Выбрать главу

Кто-то может воскликнуть: «Какое чудное открытие! Садомазохистская любовь! Разумеется, давно всем известная и всеми перепробованная». И все-таки нет, не так это: я не мазохистка, и мой муж не садист; вернее — мы в них превращаемся только за пять-десять минут до соития.

Подчеркиваю: это происходит из-за «несчастья», то есть без какого-либо желания с моей и его стороны, и уж совсем не подстроено заранее, а будто мы оба поскальзываемся на кожуре банана. Ведь «несчастье» — это как драки между пьяными; преступления, называемые непреднамеренными; как насилие, что обрушивается на человека в минуты счастья, и как молнии с безоблачного неба.

И это настолько абсолютная правда, что потом нам обоим бывает стыдно, мы избегаем разговаривать, или, как это было в последний раз, обещаем друг другу никогда больше не повторять ничего подобного.

К примеру, сегодня, вызывая его на побои, я всматриваюсь себе в душу и не нахожу там ни малейшего желания быть избитой. Одна только мысль об экзекуции вызывает во мне беспокойство и тоску. И все же, и все же… не переставая, я повторяю: «Давай, сними ремень, давай, бей меня».

Я смотрю на кожаную полосу, протянутую в петли брюк, и совсем не уверена в том, что предчувствую ужас, который мог бы последовать за моими словами. Наоборот, я смотрю на ремень как на домашний предмет, с которым, в общем-то, у меня неплохие отношения.

На этот раз, неизвестно почему, но дальше не происходит ничего. Да, я вижу мужа, идущего к стулу, вижу, как он берет брюки, но вместо того чтобы вытащить из них ремень, как в прошлые разы, он его заправляет. Стараясь спровоцировать мужа, тем более что ремень у него уже в руках, и достаточно было бы его вытащить, а вовсе не продевать в петли брюк, я зло кричу:

— Ну, давай-давай, чего ждешь, чего, как обычно, не лупишь меня? Чего ты боишься, давай, вот она я — тут, в твоем распоряжении, с голой задницей и готова терпеть твое зверство. Чего ждешь?!

Я обезумела и почти ничего не соображаю. Кричу ему все это, а между тем устраиваюсь поудобней, чтобы легче терпеть удары, скидываю совсем одеяло, которое вздыбилось до поясницы.
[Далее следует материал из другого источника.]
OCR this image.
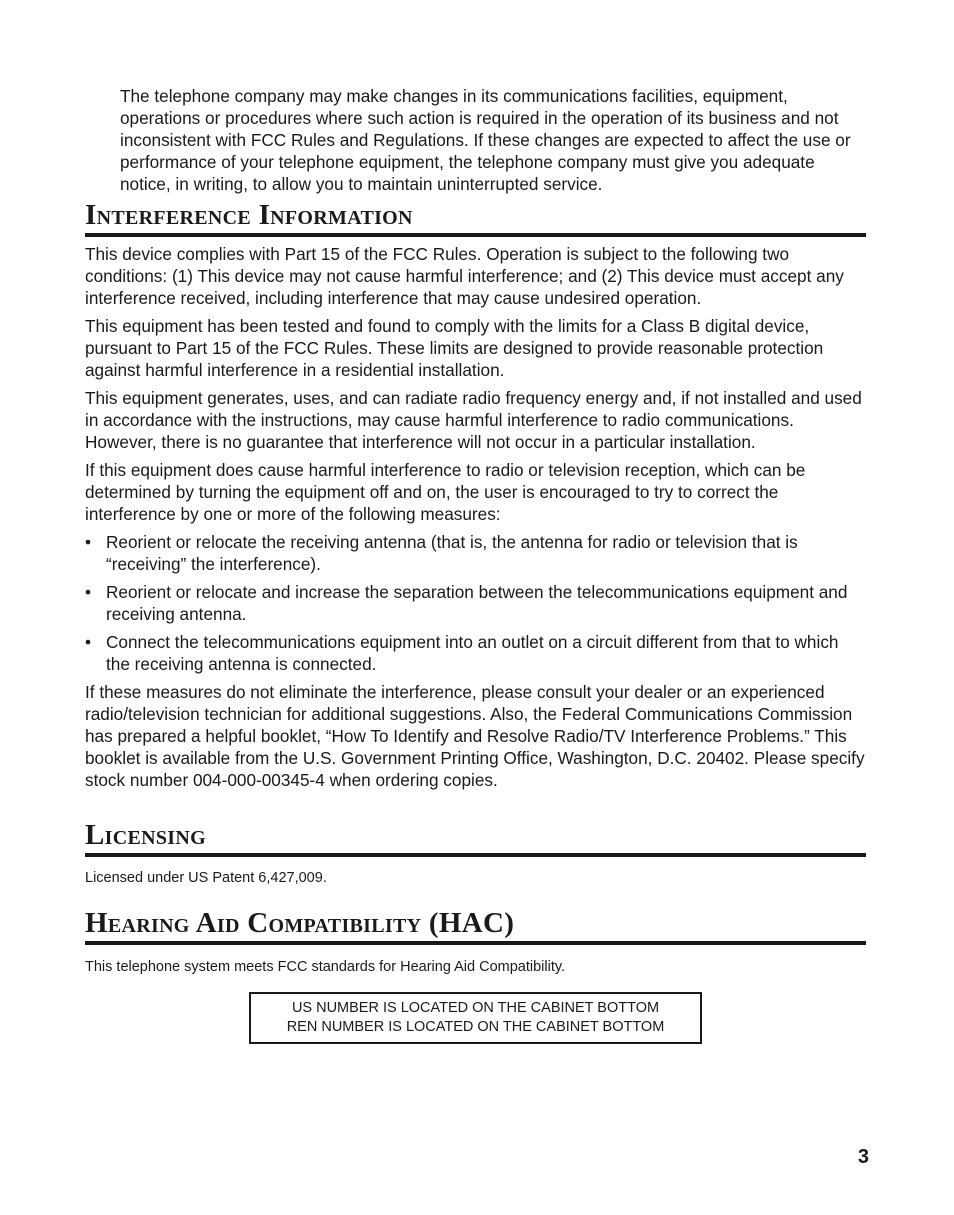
The telephone company may make changes in its communications facilities, equipment, operations or procedures where such action is required in the operation of its business and not inconsistent with FCC Rules and Regulations. If these changes are expected to affect the use or performance of your telephone equipment, the telephone company must give you adequate notice, in writing, to allow you to maintain uninterrupted service.

Interference Information

This device complies with Part 15 of the FCC Rules. Operation is subject to the following two conditions: (1) This device may not cause harmful interference; and (2) This device must accept any interference received, including interference that may cause undesired operation.

This equipment has been tested and found to comply with the limits for a Class B digital device, pursuant to Part 15 of the FCC Rules. These limits are designed to provide reasonable protection against harmful interference in a residential installation.

This equipment generates, uses, and can radiate radio frequency energy and, if not installed and used in accordance with the instructions, may cause harmful interference to radio communications. However, there is no guarantee that interference will not occur in a particular installation.

If this equipment does cause harmful interference to radio or television reception, which can be determined by turning the equipment off and on, the user is encouraged to try to correct the interference by one or more of the following measures:

• Reorient or relocate the receiving antenna (that is, the antenna for radio or television that is “receiving” the interference).
• Reorient or relocate and increase the separation between the telecommunications equipment and receiving antenna.
• Connect the telecommunications equipment into an outlet on a circuit different from that to which the receiving antenna is connected.

If these measures do not eliminate the interference, please consult your dealer or an experienced radio/television technician for additional suggestions. Also, the Federal Communications Commission has prepared a helpful booklet, “How To Identify and Resolve Radio/TV Interference Problems.” This booklet is available from the U.S. Government Printing Office, Washington, D.C. 20402. Please specify stock number 004-000-00345-4 when ordering copies.

Licensing

Licensed under US Patent 6,427,009.

Hearing Aid Compatibility (HAC)

This telephone system meets FCC standards for Hearing Aid Compatibility.

US NUMBER IS LOCATED ON THE CABINET BOTTOM
REN NUMBER IS LOCATED ON THE CABINET BOTTOM
3
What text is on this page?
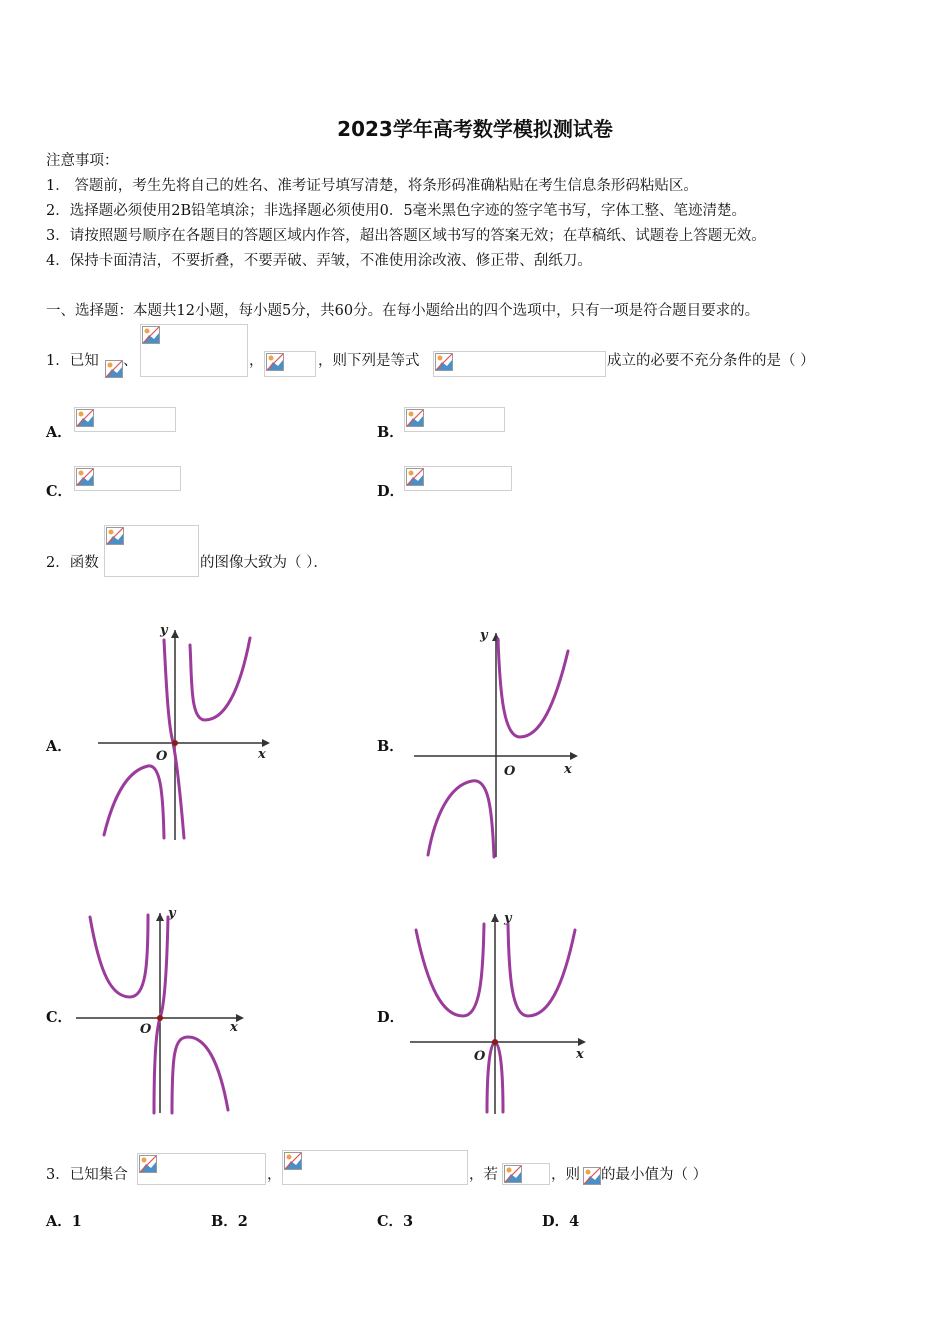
2023学年高考数学模拟测试卷
注意事项：
1． 答题前，考生先将自己的姓名、准考证号填写清楚，将条形码准确粘贴在考生信息条形码粘贴区。
2．选择题必须使用2B铅笔填涂；非选择题必须使用0．5毫米黑色字迹的签字笔书写，字体工整、笔迹清楚。
3．请按照题号顺序在各题目的答题区域内作答，超出答题区域书写的答案无效；在草稿纸、试题卷上答题无效。
4．保持卡面清洁，不要折叠，不要弄破、弄皱，不准使用涂改液、修正带、刮纸刀。
一、选择题：本题共12小题，每小题5分，共60分。在每小题给出的四个选项中，只有一项是符合题目要求的。
1．已知 、	，	，则下列是等式	成立的必要不充分条件的是（ ）
A．	B．
C．	D．
2．函数	的图像大致为（ ）．
A．	x
y
O
B．
x
y
O
C．
x
y
O
D．
x
y
O
3．已知集合	，	，若	，则 的最小值为（ ）
A．1	B．2	C．3	D．4
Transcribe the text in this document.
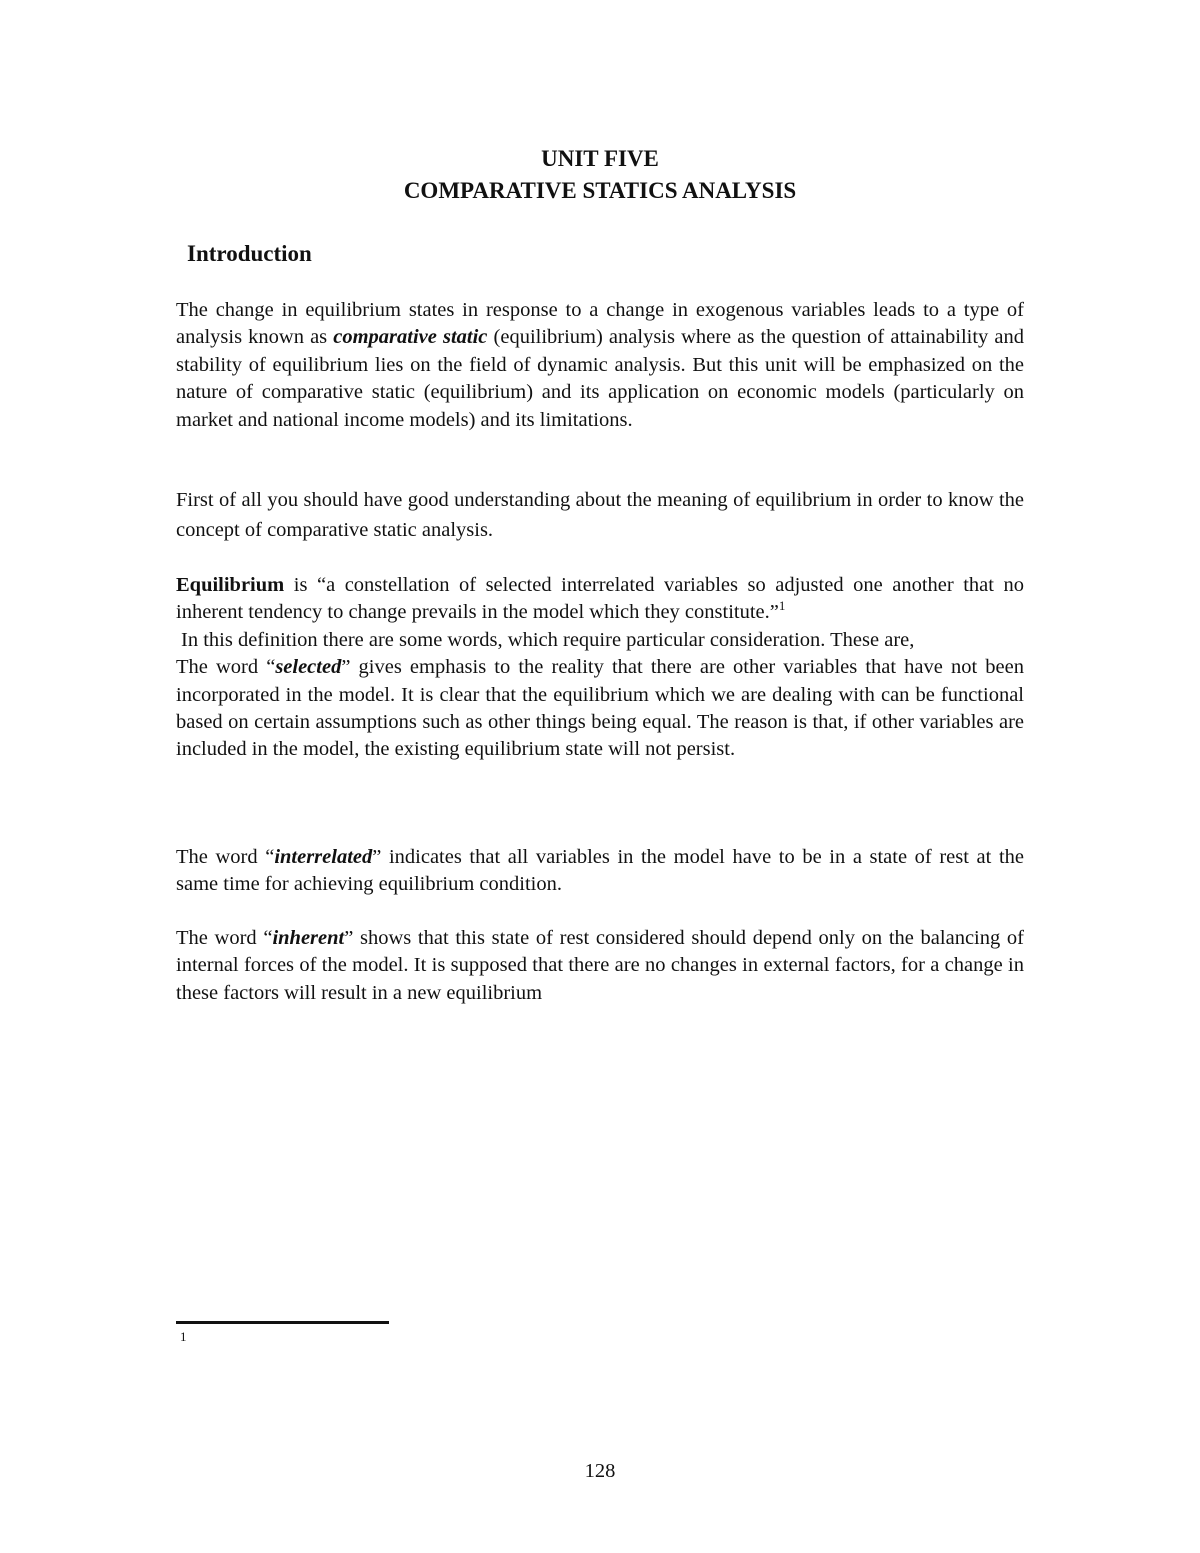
UNIT FIVE
COMPARATIVE STATICS ANALYSIS
Introduction

The change in equilibrium states in response to a change in exogenous variables leads to a type of analysis known as comparative static (equilibrium) analysis where as the question of attainability and stability of equilibrium lies on the field of dynamic analysis. But this unit will be emphasized on the nature of comparative static (equilibrium) and its application on economic models (particularly on market and national income models) and its limitations.

First of all you should have good understanding about the meaning of equilibrium in order to know the concept of comparative static analysis.

Equilibrium is “a constellation of selected interrelated variables so adjusted one another that no inherent tendency to change prevails in the model which they constitute.”$^1$

In this definition there are some words, which require particular consideration. These are,

The word “selected” gives emphasis to the reality that there are other variables that have not been incorporated in the model. It is clear that the equilibrium which we are dealing with can be functional based on certain assumptions such as other things being equal. The reason is that, if other variables are included in the model, the existing equilibrium state will not persist.

The word “interrelated” indicates that all variables in the model have to be in a state of rest at the same time for achieving equilibrium condition.

The word “inherent” shows that this state of rest considered should depend only on the balancing of internal forces of the model. It is supposed that there are no changes in external factors, for a change in these factors will result in a new equilibrium

1
128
Он смотрит на меня отупелым взглядом и не двигается, а я продолжаю кричать:

— Скажи правду, боишься? Трус — вот ты кто; боишься, что на этот раз я всерьез тебя оставлю? А я тебе скажу: ты прав, совершенно прав. Как только ты сделаешь хоть одно движение, одно только движение, чтобы ударить меня, между нами все будет кончено, навсегда.

Вижу, как он смотрит на меня окаменевшим взглядом, удивленно всматривается, будто хочет понять что-то очень важное; потом резко поднимается и… идет хлопать дверями, одной за другой, сначала в спальне, потом в коридоре и, наконец, входной.

Мне ничего не остается, как встать, заняться туалетом и одеться. Мое воображение парализовано; я разочарована и теперь не представляю себе, чем заняться. А выйдя из ванной и подойдя к зеркалу, чтобы накраситься, я пугаюсь своего вида: лицо искаженное, глаза вытаращенные, огромный рот будто всосал исхудалые изнуренные щеки, губы опущены, как у обиженного, жаждущего и ненасытного человека. Это лицо голодной, алчной и страстно вожделеющей женщины. Но голодной, алчной и страстно вожделеющей чего? Заканчиваю макияж и вдруг вслух произношу:

— Ладно, пойду к матери и скажу, что решила расстаться с Витторио.

Мать, по моему настоянию, со дня моей свадьбы живет в нашем доме, ниже этажом. Теперь я понимаю, что это желание связано с бессознательной и маниакальной потребностью окружать себя мучителями и садистами. Разве, в конце концов, не моя мать — главное лицо в этом сонме преследователей, которые мучили меня всю жизнь и против которых я бунтую, а один из них несколько минут назад ухитрился довести меня до неприличных подстрекательств? Спускаюсь к ней и составляю в уме список всего того, на что я имела и имею право, как любой человек на земле. И все это моя мать у меня украла, да, бесчеловечным обращением со мной и презрением ко мне, — украла.